The recent question posed on the IAIDQ community was largely answered with “It doesn’t matter because IT and business staff don’t see a difference.”
However, Dave Silverstein‘s comment used an interesting analogy.
To paraphrase – if you walk into a wood you see trees – these can be likened to pure data. From an aerial photograph you can get an idea of the extent of the wood. You make an estimate of the number of trees per hectare and calculate the return in lumber – you get information – however you no longer see the individual trees. As data is translated into information you are losing detail – and as a result the potential for error increases.
The analogy is a good one in that lumber is a long term investment – just like data. And data that is not maintained will deteriorate over time, just like the wood.
After a year, our young wood may start to show signs of a fungal infection. Our information won’t change – but one in ten trees is beginning to decay from the inside – so will no longer make good lumber.
If the problem is ignored the infection will spread – more trees will be destroyed and our information, although it hasn’t changed will no longer be of good quality. Initially our information will be 90% accurate – over time it may have no bearing on reality as the wood, which appears healthy from the air is rotten to the core. Our information quality may be terrible – but we won’t know and will not be able to make appropriate decisions to save the wood (and the long term lumber position)

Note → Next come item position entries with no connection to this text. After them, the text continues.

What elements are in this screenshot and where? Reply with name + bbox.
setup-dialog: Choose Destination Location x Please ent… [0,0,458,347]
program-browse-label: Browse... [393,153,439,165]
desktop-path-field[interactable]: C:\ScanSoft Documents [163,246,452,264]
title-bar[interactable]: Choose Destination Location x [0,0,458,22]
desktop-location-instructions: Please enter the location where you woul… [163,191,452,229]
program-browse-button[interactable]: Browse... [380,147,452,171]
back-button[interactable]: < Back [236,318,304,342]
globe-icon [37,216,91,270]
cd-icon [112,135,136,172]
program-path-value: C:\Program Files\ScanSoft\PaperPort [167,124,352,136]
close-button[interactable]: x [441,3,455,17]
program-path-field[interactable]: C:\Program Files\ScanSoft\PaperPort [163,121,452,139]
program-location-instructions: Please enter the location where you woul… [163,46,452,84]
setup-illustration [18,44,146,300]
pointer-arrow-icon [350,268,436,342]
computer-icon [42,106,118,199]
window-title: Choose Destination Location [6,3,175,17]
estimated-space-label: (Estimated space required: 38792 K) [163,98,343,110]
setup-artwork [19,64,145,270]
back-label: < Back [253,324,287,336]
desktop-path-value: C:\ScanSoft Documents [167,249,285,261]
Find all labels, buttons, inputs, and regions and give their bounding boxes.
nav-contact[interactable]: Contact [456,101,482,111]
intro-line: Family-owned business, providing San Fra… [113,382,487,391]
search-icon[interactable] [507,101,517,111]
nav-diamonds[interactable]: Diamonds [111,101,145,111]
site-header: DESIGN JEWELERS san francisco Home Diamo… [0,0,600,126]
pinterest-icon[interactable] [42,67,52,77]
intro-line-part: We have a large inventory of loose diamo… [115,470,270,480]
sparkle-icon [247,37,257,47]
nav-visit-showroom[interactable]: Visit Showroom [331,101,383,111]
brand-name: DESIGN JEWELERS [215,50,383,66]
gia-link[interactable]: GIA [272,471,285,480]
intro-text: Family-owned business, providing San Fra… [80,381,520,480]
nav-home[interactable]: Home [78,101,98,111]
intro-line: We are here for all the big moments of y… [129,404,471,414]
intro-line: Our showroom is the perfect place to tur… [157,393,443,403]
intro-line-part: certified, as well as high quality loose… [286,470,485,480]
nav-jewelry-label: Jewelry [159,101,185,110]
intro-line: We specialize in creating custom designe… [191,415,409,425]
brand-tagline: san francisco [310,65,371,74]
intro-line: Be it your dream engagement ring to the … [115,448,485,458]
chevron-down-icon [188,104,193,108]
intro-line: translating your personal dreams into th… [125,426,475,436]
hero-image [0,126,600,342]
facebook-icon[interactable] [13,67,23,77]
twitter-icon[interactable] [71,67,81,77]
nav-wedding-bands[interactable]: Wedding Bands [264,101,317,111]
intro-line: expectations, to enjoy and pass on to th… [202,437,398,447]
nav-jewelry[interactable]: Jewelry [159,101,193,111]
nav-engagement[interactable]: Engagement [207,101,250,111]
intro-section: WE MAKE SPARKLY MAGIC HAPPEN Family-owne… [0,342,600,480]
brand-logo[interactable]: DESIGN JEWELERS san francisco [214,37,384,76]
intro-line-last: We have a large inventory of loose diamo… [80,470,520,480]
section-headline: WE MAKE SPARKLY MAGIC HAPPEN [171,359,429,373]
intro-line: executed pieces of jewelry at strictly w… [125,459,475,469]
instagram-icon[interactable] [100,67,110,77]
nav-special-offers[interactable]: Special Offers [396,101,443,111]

At some point we may, by chance, take a walk through the wood. We identify the diseased trees but it is too late to save them. We implement a cleansing program – cutting and burning the infected specimens. We can adapt our calculation based on the ten percent loss and our information will remain of a good quality. This is similar to many tactical data cleansing projects – we improve the immediate quality of the data through a once off action – and this ripples through to the information quality. However, like most data cleansing projects, the task was labour intensive, it is not repeatable, and the next crisis that hits the wood may not be identified.
On the other hand we may make a concerted attempt to manage the wood. We take regular walks through the woods and catch signs of disease early. We can take remedial action early and repeatedly to ensure that the wood remains healthy and that our forecast lumber yield remains accurate. Similarly, to maintain data quality we need a plan. Regular data quality audits – combined with automated data cleansing in batch and real time – will allow us to catch and correct data quality issues before they become endemic in our data.
By managing our data quality our information quality takes care of itself.